In Kiew hängen in diesen Tagen Zweifel und Misstrauen wie schlechter Geruch in der Luft. An einem Abend auf dem Maidan zum Beispiel: Plötzlich gibt es ein Gerangel, die Menschen laufen zum Postamt, es knallt, hektisch werfen sich die Männer in Tarnkleidung Reifen und Säcke zu, um die Barrikaden um den Platz wieder hochzuziehen. Ein Kommandeur der Selbstverteidigungskräfte schreit: "Frauen und Kinder sofort in die U-Bahn." Zwei Jungs, die am Abend vorher noch in der Lobby des Hotel Ukraina Helme mit Blümchen bemalt haben, so sorgfältig, als verzierten sie Porzellan, rennen mit selbstgebastelten Schlagstöcke in der Hand auf den Platz. Was ist hier los? "Na, Krieg", sagt der eine.

Es ist kein Krieg, sondern nur eine Schlägerei. Ein paar Dutzend Menschen mit Fackeln und Naziflaggen wollten auf den Maidan marschieren, die Selbstverteidigungskräfte ließen sie nicht durch. Sie haben Angst vor "Provokateuren aus dem Osten", seit Tagen kursieren Gerüchte im Internet, dass russische Spezialkräfte nach Kiew gereist sind, um für Unruhe zu sorgen. Auch Julia Korotniuk kennt die Zweifel und die Angst. Als auf dem Maidan Dutzende Menschen starben, half sie im Postamt, das direkt am Platz steht, Verletzte zu versorgen.

Julia: Überall war Blut. Ich sah einen Jungen, 18 Jahre oder so. Er war tot. Früher habe ich immer im Postamt meine Briefmarken gekauft, jetzt kann ich da nicht mehr hin. Diese Nacht hat sich wie ein Loch in mein Herz gebrannt. Manchmal frage ich mich: Haben wir irgendwas erreicht? Oder ging es nur darum, drei Monate hier zu stehen und dann Leute sterben zu sehen?

Olena: Wenn wir nicht verstehen, dass uns niemand helfen kann, außer wir selbst - dann können wir es auch gleich lassen. Vielleicht sind wir an einem Punkt, wo nur noch Gewalt hilft. Das ist die einzige Sprache, die die Separatisten verstehen.

Wie das aber angesichts der militärischen Übermacht der Russen und dem Misstrauen in der ostukrainischen Bevölkerung aussehen soll, das weiß sie auch nicht besser als jene Politiker, die seit Monaten vergeblich eine Lösung suchen.
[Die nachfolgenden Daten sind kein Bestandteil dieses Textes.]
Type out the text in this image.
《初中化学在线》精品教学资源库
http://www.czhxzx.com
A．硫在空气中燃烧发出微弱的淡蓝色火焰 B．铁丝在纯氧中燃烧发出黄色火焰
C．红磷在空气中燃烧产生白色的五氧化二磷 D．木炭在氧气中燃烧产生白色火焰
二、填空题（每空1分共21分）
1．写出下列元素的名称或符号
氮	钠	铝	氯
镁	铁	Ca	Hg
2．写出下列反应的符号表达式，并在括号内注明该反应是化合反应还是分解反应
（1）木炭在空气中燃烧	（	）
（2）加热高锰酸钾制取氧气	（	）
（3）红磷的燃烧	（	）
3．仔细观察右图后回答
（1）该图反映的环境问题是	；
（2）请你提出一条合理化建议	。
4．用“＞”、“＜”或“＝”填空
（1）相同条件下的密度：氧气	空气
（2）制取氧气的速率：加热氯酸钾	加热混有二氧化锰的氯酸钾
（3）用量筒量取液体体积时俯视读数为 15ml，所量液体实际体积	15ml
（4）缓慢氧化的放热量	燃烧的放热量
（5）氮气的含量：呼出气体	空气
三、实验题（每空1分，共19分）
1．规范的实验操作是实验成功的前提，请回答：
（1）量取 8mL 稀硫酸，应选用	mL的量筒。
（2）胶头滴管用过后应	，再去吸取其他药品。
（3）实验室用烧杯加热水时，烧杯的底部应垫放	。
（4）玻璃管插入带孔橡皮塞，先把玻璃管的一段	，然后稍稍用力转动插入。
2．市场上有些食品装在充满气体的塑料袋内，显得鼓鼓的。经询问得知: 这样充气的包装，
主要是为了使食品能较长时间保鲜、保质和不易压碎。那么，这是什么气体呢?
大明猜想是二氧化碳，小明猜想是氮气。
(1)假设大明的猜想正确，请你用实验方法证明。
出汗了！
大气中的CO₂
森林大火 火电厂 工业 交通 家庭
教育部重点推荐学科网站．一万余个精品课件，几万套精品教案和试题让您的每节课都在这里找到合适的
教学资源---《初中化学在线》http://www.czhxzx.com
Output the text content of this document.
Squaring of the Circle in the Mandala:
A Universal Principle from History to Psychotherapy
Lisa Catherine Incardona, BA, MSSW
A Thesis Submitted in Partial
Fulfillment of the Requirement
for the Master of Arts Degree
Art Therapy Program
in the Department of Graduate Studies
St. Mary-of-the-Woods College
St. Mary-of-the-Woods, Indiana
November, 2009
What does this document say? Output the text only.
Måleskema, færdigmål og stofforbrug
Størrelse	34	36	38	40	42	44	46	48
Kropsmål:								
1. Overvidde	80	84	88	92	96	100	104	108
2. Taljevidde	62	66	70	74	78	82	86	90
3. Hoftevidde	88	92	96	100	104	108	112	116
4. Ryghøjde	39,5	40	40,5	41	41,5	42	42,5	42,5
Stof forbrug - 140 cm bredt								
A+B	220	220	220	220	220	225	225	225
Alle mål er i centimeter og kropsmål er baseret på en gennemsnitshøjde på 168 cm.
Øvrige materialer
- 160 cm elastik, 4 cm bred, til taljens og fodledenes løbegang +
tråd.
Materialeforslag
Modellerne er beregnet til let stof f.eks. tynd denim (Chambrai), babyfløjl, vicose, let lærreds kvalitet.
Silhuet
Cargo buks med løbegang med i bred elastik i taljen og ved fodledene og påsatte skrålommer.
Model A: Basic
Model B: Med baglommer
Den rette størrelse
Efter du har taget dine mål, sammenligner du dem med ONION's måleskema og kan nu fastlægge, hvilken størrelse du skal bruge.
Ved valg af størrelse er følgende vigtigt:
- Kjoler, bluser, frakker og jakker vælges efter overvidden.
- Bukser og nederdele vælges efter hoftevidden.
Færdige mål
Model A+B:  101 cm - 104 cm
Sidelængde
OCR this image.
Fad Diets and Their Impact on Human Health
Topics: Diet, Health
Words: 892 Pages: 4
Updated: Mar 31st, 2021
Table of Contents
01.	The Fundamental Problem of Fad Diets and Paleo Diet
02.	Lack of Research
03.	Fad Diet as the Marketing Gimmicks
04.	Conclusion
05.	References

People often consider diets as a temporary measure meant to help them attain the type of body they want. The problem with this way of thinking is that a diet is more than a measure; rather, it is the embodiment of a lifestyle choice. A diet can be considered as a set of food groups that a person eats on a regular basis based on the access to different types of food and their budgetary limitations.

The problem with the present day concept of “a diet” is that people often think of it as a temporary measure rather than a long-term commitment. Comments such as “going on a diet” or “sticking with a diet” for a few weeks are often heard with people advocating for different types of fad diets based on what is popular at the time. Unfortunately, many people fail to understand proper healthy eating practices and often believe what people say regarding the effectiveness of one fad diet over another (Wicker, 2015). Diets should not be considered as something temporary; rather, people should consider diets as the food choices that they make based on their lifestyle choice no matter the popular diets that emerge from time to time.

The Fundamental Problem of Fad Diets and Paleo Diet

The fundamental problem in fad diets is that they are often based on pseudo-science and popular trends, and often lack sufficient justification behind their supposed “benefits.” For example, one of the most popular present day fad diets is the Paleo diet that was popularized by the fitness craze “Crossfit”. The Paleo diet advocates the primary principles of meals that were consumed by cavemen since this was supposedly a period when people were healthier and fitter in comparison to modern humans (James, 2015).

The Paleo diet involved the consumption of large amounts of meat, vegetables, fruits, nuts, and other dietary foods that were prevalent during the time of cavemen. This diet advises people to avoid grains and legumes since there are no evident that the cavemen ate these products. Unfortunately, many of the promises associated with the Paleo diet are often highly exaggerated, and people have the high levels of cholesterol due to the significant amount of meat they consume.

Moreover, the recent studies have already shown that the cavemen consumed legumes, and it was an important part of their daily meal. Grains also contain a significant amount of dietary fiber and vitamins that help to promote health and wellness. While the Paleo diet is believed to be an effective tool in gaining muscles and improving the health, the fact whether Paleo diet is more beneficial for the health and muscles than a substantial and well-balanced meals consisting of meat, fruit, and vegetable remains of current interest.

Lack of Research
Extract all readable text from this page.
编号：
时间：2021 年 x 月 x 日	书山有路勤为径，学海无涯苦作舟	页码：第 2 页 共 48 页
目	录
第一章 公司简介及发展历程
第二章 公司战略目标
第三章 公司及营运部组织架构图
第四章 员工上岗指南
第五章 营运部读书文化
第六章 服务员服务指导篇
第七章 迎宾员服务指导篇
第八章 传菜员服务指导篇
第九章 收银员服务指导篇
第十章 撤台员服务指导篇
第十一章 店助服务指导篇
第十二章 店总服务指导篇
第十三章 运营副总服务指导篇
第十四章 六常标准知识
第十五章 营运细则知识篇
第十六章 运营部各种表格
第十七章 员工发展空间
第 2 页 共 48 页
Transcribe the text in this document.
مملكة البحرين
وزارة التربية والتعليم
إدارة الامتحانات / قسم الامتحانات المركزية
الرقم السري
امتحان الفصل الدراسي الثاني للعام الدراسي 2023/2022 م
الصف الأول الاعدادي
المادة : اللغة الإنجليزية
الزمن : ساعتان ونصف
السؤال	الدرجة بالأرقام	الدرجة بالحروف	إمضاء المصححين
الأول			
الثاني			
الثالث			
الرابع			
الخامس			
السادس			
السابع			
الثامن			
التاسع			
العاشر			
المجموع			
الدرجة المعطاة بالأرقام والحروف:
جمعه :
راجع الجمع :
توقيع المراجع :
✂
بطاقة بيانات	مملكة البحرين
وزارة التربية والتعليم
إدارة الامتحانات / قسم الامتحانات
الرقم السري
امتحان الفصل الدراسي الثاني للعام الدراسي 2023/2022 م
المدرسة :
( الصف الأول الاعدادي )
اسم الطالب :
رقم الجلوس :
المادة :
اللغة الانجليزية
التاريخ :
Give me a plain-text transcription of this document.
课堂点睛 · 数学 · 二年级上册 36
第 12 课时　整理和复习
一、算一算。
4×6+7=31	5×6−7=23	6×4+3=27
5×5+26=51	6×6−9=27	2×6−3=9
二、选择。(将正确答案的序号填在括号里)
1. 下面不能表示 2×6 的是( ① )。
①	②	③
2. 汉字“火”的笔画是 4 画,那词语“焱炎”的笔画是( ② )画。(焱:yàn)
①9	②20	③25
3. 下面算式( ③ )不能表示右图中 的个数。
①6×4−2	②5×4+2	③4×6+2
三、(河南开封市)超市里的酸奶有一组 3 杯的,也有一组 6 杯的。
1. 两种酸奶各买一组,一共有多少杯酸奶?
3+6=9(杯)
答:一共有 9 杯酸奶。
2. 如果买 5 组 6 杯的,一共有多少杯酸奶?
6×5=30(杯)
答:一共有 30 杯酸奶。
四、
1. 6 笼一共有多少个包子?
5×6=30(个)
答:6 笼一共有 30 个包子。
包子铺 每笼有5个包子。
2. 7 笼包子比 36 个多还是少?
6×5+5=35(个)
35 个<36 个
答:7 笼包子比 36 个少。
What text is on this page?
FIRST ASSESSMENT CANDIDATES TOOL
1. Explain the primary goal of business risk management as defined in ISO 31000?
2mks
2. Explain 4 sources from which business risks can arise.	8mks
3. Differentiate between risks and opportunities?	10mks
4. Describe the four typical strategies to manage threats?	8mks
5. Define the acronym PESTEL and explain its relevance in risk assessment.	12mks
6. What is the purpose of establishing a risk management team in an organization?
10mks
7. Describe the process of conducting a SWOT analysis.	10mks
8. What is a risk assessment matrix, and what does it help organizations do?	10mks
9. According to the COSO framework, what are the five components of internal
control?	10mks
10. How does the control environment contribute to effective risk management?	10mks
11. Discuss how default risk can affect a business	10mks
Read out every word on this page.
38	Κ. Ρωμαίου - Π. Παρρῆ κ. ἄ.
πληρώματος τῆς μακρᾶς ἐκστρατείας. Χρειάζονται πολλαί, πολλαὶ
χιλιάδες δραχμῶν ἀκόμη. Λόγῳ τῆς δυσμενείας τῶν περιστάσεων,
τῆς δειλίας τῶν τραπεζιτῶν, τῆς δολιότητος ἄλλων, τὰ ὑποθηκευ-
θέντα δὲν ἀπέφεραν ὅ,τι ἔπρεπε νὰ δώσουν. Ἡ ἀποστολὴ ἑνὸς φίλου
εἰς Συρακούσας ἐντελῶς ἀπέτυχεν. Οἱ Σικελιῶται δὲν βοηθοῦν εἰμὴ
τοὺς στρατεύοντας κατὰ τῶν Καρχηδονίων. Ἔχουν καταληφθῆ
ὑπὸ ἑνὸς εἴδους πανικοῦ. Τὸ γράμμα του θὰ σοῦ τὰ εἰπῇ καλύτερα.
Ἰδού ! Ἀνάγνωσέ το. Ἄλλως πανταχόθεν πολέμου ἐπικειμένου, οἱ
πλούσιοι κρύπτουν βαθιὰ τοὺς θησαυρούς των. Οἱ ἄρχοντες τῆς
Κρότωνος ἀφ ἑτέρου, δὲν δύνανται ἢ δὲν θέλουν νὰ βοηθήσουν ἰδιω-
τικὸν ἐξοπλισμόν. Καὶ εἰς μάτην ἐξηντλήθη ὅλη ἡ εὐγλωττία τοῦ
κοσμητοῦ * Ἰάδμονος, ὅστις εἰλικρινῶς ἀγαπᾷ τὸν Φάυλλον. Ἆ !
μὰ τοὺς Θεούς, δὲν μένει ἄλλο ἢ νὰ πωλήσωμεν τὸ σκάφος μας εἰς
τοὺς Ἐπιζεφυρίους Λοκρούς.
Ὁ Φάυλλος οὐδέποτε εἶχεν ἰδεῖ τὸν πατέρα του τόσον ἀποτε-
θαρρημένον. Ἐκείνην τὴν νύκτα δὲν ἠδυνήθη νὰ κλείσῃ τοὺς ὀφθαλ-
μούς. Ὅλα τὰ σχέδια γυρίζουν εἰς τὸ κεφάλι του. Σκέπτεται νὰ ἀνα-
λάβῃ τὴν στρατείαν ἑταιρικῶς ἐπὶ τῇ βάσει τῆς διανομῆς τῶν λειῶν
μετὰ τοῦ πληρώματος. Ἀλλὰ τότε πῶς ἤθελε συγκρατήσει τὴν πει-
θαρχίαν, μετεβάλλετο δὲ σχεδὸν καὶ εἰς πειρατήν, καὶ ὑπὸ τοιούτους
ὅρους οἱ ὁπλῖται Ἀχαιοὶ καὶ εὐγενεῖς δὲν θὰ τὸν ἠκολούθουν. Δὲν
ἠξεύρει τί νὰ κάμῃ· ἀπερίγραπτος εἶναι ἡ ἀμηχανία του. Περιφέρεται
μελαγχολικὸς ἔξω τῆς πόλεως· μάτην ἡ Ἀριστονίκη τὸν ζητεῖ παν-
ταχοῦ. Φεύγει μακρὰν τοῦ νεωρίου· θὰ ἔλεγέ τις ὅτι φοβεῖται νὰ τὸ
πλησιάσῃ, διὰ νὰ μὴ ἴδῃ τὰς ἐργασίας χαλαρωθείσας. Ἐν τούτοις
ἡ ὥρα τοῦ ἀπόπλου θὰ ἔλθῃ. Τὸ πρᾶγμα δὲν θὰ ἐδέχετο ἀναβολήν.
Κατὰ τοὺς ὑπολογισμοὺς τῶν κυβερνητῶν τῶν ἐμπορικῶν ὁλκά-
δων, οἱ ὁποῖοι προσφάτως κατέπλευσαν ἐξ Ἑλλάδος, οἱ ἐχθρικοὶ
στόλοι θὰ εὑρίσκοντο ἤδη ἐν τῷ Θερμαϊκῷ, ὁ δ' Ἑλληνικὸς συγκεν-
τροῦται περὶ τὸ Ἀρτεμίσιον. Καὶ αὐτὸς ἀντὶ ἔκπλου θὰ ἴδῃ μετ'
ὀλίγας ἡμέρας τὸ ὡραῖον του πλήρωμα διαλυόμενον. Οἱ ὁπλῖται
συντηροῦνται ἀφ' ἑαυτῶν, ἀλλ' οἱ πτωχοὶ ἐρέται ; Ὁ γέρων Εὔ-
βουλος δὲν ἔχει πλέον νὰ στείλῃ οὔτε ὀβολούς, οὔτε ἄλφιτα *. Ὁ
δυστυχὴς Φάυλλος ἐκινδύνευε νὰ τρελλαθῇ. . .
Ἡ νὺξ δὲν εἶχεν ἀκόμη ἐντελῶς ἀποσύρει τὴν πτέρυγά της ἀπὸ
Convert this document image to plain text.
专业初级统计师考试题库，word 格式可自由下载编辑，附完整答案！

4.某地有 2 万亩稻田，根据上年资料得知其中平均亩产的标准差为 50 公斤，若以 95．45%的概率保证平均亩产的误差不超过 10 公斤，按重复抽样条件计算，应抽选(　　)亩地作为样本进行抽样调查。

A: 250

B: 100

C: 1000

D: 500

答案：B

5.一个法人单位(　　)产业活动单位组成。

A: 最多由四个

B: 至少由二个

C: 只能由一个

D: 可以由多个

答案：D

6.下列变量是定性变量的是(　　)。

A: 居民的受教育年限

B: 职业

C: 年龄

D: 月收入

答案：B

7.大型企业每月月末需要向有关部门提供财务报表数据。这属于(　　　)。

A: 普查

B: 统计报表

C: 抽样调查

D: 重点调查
Dass sich ihr Land verändern könnte, "europäisch werden", scheint gerade nicht wahrscheinlich. Und auf die Hilfe des real existierenden Europa will sich hier auch keiner verlassen. Einige Tage nach dem Gespräch mit Julia Korotniuk und Olena Gordijenko brennt in Odessa das Gewerkschaftshaus, abermals sterben Dutzende Menschen. Und wofür das alles? Darauf wissen die Studentinnen keine Antwort.

Julia: Wir haben nach Europa geschaut und sind dabei über unser eigenes Land gefallen ...

Der Blick nach Europa war Anstoß und Motivation für sie, etwas verändern zu wollen. Doch im Moment sind die Schmerzen größer, die der Blick ins eigene, gespaltene Land ihr bereitet.